If you end up going with a non-HTML format (which makes things easier b/c you can literally escape all HTML), use a standard syntax like markdown. The markdown image syntax is ![alt text](/path/to/image.jpg)
There are others also, like Textile. Its syntax for images is !imageurl!
#chakrit suggested using a custom syntax, e.g. bracketed URLs - This might very well be the best solution. You DEFINITELY dont want to start messing with parsing etc.
Just make sure you properly encode the entire comment (according to the context - see my answer on this here Will HTML Encoding prevent all kinds of XSS attacks?)
(btw I just discovered a good example of custom syntax right there... ;-) )
As also mentioned, restrict the file extension to jpg/gif/etc - even though this can be bypassed, and also restrict the protocol (e.g. http://).
Another issue to be considered besides XSS - is CSRF (http://www.owasp.org/index.php/Cross-Site_Request_Forgery). If you're not familiar with this security issue, it basically allows the attacker to force my browser to submit a valid authenticated request to your application, for instance to transfer money or to change my password.
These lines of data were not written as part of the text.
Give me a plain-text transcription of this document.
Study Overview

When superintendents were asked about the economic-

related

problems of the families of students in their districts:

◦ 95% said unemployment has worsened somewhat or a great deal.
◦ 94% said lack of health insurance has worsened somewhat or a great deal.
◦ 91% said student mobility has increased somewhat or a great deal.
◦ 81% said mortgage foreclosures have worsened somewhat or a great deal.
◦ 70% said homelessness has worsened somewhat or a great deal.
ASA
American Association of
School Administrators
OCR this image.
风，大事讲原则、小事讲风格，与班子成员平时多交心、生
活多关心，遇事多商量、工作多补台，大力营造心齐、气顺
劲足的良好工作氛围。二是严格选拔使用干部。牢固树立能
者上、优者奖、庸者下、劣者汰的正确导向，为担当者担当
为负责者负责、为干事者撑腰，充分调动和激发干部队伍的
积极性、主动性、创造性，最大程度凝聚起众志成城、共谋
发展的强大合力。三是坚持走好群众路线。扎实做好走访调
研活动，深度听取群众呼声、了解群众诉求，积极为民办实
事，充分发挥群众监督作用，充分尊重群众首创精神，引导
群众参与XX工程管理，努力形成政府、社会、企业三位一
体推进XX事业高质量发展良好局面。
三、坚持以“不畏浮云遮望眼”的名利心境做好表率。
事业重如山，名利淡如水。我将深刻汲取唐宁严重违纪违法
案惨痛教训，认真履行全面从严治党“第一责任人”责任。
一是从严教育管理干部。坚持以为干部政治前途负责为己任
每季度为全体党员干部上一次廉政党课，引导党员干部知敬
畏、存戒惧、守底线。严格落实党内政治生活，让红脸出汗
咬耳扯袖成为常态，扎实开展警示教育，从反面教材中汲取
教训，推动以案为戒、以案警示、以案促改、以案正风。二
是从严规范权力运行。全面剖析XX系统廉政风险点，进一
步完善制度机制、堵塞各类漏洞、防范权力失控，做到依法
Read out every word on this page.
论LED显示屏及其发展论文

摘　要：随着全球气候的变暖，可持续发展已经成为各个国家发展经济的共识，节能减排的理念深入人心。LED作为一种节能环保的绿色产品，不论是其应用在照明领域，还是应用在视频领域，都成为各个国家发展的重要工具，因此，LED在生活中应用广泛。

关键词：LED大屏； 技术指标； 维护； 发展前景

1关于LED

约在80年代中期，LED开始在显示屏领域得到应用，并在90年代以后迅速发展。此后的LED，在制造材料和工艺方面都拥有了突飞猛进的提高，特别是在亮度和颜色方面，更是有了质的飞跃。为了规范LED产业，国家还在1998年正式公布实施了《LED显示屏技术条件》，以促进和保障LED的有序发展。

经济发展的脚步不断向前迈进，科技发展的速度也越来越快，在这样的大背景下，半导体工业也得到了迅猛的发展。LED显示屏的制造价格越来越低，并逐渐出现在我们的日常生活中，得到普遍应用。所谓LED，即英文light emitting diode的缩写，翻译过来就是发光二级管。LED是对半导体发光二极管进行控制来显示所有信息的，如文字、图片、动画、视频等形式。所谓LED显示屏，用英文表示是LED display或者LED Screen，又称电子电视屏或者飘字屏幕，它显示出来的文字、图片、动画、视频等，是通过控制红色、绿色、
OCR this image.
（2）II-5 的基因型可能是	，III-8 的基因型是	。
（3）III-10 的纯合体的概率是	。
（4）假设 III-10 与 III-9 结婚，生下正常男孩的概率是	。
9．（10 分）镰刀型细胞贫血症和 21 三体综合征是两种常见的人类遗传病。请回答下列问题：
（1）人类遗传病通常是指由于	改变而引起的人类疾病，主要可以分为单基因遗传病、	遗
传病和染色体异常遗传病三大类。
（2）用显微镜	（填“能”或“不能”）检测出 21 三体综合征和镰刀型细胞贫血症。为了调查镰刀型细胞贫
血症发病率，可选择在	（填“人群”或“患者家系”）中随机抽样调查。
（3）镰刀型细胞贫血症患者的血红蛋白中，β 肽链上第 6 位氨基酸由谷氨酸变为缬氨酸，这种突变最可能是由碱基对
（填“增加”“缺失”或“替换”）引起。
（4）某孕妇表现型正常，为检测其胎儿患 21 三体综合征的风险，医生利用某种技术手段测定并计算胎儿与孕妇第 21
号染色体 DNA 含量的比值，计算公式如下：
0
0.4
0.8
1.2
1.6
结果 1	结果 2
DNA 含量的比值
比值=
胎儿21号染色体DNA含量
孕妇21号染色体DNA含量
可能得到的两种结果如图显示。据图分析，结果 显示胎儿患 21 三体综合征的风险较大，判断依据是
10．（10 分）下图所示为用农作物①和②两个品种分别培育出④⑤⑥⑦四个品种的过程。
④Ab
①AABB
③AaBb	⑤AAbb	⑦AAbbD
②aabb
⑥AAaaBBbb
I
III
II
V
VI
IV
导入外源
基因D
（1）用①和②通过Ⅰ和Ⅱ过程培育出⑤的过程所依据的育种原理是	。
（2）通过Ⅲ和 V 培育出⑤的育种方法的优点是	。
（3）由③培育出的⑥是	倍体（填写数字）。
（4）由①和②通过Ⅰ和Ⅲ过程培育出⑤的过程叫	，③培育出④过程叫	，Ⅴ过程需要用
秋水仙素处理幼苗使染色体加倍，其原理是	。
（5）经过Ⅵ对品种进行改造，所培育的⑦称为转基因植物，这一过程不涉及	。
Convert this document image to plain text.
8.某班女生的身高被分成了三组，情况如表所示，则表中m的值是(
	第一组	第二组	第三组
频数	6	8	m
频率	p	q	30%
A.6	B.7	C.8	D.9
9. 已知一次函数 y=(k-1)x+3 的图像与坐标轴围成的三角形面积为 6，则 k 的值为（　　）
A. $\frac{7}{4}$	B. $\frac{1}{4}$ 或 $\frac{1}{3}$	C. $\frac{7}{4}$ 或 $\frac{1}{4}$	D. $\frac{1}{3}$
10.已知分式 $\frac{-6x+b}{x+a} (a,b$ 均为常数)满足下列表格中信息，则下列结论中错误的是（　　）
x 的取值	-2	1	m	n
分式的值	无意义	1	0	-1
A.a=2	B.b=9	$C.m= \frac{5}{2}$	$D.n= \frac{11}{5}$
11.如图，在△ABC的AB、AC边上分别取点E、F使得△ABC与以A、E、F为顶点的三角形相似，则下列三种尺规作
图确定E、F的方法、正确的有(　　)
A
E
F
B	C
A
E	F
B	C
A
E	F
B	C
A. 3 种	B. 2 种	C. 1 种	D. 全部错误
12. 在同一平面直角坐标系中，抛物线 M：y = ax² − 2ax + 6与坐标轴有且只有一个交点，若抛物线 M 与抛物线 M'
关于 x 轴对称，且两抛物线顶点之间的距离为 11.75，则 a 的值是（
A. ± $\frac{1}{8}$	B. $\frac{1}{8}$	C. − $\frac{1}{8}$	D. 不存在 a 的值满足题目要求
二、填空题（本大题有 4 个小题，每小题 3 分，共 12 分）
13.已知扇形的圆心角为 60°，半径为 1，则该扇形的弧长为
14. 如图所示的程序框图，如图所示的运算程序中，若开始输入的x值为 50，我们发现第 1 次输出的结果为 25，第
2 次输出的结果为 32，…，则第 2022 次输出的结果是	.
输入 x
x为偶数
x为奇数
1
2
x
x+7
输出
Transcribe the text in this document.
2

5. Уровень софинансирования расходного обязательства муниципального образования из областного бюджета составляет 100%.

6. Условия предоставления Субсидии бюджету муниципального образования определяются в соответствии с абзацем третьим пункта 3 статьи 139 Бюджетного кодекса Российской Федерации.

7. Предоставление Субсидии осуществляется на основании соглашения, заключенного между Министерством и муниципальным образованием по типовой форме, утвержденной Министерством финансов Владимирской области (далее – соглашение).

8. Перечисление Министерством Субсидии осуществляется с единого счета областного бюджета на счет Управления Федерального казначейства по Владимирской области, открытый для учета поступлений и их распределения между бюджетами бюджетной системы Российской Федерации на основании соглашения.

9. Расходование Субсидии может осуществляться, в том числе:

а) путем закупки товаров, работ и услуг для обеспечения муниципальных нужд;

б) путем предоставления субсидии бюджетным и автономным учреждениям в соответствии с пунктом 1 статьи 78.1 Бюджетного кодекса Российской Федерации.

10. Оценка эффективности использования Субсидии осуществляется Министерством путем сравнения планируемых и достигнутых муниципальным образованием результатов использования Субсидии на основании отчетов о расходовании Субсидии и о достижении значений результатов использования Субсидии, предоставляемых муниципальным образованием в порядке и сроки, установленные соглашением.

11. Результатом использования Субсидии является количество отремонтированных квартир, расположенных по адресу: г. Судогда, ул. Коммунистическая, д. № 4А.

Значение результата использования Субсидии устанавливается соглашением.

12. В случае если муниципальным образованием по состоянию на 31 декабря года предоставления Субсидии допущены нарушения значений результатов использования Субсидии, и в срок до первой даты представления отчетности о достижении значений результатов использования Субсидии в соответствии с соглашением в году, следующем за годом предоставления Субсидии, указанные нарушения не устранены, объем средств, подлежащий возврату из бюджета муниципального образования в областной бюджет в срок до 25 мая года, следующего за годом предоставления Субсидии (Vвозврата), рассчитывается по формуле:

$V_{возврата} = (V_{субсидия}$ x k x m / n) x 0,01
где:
If this is hosted on your site, he can anonymously attack any vulnerable application - including yours. (Note that even if other applications are vulnerable, its not your fault they get attacked, but you still dont want to be the exploit host or the source of the attack...). As far as your own site goes, it's that much easier for the attacker to change the users password on your site, for instance.